Após desafios de saúde, Halsey assume lado roqueiro e comanda show marcante no Rock in Rio

A cantora americana dominou o Palco Mundo com energia teatral, guitarras roqueiras e forte conexão com a plateia, apresentando sua faceta mais punk-rock

14 set, 2026
Halsey | Reprodução/Instagram/@multishow
Halsey | Reprodução/Instagram/@multishow

Halsey subiu ao Palco Mundo do Rock in Rio no domingo (13), dois dias depois de compartilhar que estava com uma “infecção pesada no rosto” e “se entupindo de remédio”. Em sua estreia no festival, a cantora americana fez apresentação potente e agressiva, sem demonstrar qualquer sinal de fragilidade no palco.

O histórico de saúde de Halsey é extenso. Ela já dividiu com fãs problemas com endometriose, câncer no sangue e até um aborto no palco. Nas redes sociais dias antes do show, revelou que enfrentava episódios recorrentes de sinusite. A medicação que tomava para controlar a infecção não a impediu de subir ao palco com domínio total, segundo o g1.

A performance: energia e teatralidade

Durante os 75 minutos de apresentação, Halsey gritou, brincou com fogo do cenário e subiu e desceu escadas que levavam até seu castelo virtual. Rolou pelos degraus, convocou o público para pular e dominou cada metro do palco. O figurino era composto por um vestido branco de babados e corselet, com uma bota sangrenta que completava a estética teatral e agressiva da noite.

A maioria das músicas veio do álbum If I Can’t Have Love, I Want Power, lançado em 2021. O disco é conceitual e aborda aspectos positivos e negativos da gravidez e do parto através de uma perspectiva feminista. Nele, Halsey encontra uma vertente bem mais punk-rock, com letras focadas em temas que abordam o patriarcado e a misoginia. O álbum serviu como base temática e sonora para toda a produção.


Show de Halsey (Vídeo: reprodução/YouTube/Globoplay)


Halsey abriu a apresentação com Nightmare, em que canta sobre mentiras em que já acreditou e confiança que depositou em homens. Seguiu com I Am Not a Woman, I’m a God e Dog Years, esta última acompanhada por uma enorme coleira presa com corrente que ela usava durante toda a performance. Em If I Can’t Have Love, I Want Power, estimulou a formação de rodinhas punks no público, uma experiência que tem acompanhado ao redor do mundo.

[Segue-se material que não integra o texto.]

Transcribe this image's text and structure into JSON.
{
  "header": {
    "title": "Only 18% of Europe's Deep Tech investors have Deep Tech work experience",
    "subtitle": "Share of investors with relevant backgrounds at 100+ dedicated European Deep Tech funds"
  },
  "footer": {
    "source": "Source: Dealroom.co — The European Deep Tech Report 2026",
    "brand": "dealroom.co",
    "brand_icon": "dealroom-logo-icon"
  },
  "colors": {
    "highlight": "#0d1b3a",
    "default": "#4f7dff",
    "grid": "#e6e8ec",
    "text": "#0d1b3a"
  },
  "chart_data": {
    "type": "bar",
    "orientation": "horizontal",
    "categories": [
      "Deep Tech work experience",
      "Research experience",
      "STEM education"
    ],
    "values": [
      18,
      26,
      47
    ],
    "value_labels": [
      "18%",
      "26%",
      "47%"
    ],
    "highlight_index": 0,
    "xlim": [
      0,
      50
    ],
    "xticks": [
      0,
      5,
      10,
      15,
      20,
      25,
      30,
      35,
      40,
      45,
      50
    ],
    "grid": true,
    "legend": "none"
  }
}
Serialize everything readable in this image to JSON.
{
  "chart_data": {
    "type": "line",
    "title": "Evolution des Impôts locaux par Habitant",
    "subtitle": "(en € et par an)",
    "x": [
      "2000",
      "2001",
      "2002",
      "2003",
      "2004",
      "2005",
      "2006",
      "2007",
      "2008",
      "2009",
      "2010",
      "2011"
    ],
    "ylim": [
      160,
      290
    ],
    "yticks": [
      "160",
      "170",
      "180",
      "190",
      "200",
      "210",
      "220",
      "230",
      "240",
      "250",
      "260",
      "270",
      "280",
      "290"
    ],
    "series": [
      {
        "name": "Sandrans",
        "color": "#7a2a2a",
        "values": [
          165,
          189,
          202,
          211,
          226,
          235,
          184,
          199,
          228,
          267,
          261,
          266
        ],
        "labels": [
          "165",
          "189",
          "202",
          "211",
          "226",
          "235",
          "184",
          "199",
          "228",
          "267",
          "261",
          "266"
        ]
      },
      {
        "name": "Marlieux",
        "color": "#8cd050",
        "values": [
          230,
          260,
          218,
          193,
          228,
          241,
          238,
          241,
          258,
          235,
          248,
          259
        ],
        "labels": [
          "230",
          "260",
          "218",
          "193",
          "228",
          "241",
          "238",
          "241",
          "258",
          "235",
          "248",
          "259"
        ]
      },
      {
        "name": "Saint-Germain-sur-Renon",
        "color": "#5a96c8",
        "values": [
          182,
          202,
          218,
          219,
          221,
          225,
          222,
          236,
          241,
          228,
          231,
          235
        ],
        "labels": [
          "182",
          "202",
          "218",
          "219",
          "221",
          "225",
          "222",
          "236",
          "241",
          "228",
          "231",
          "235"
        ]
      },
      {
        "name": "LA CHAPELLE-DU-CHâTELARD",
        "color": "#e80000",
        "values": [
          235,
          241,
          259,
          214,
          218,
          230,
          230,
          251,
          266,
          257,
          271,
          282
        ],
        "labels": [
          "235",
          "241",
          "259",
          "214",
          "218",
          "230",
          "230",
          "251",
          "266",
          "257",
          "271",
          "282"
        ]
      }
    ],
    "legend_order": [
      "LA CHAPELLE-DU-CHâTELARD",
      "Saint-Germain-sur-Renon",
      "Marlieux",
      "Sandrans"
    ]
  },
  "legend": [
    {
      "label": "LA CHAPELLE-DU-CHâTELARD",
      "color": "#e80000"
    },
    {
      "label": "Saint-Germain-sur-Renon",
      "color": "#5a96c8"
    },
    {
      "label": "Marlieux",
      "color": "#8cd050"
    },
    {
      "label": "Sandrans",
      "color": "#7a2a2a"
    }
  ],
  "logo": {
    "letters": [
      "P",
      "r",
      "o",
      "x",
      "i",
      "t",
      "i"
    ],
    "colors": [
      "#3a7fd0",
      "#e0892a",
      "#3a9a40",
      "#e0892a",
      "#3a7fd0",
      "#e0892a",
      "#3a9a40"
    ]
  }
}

Setlist: sucessos de todos os álbuns

  • Nightmare
  • I Am Not a Woman, I’m a God
  • Dog Years
  • You Asked for This
  • Castle
  • Colors
  • Experiment on Me
  • Honey
  • If I Can’t Have Love, I Want Power
  • Closer (com The Chainsmoakers)
  • Without Me
  • Lonely Is the Muse

Durante Without Me, Halsey pediu para que o público ligasse as luzes dos celulares. A faixa, lançada em 2020, foi composta durante uma passagem anterior da cantora pelo Brasil. Ao ver o resultado das luzes dos aparelhos, Halsey se assustou e chamou de “inacreditável”.

Antes de cantar Honey, Halsey questionou o público sobre o que ama ver ao redor do mundo. Respondeu a sua própria pergunta com uma declaração direta: “Sabem uma coisa que eu amo ver ao redor do mundo? Mulheres. Eu amo mulheres. Mulheres sendo livres e sexies”

A frase conecta com a temática feminista que permeia todo o álbum e marca o tom da noite. Halsey encerrou o show com Lonely Is the Muse, do álbum The Great Impersonator lançado em 2024. No final, apareceu com nariz sangrando como parte da encenação, um efeito visual que integrava a produção do espetáculo.

Halsey lançou seu primeiro trabalho em 2014 de forma independente e se tornou um dos maiores nomes do pop alternativo. Sua carreira mescla gêneros como rock, R&B, trap e música eletrônica. Encerrou sua turnê Back to Balands em fevereiro e desde então faz apresentações em festivais com a turnê The Girl in the Tower, da qual o Rock in Rio foi parte.

Esta era a quinta passagem de Halsey pelo Brasil. Apesar de seus relatos confessionais e letras sobre vivência pessoal, no palco a cantora deixa de fora qualquer sinal dos desafios que enfrenta. A performance no domingo (13) demonstrou força e domínio total, a dois dias de uma infecção que exigia medicação constante.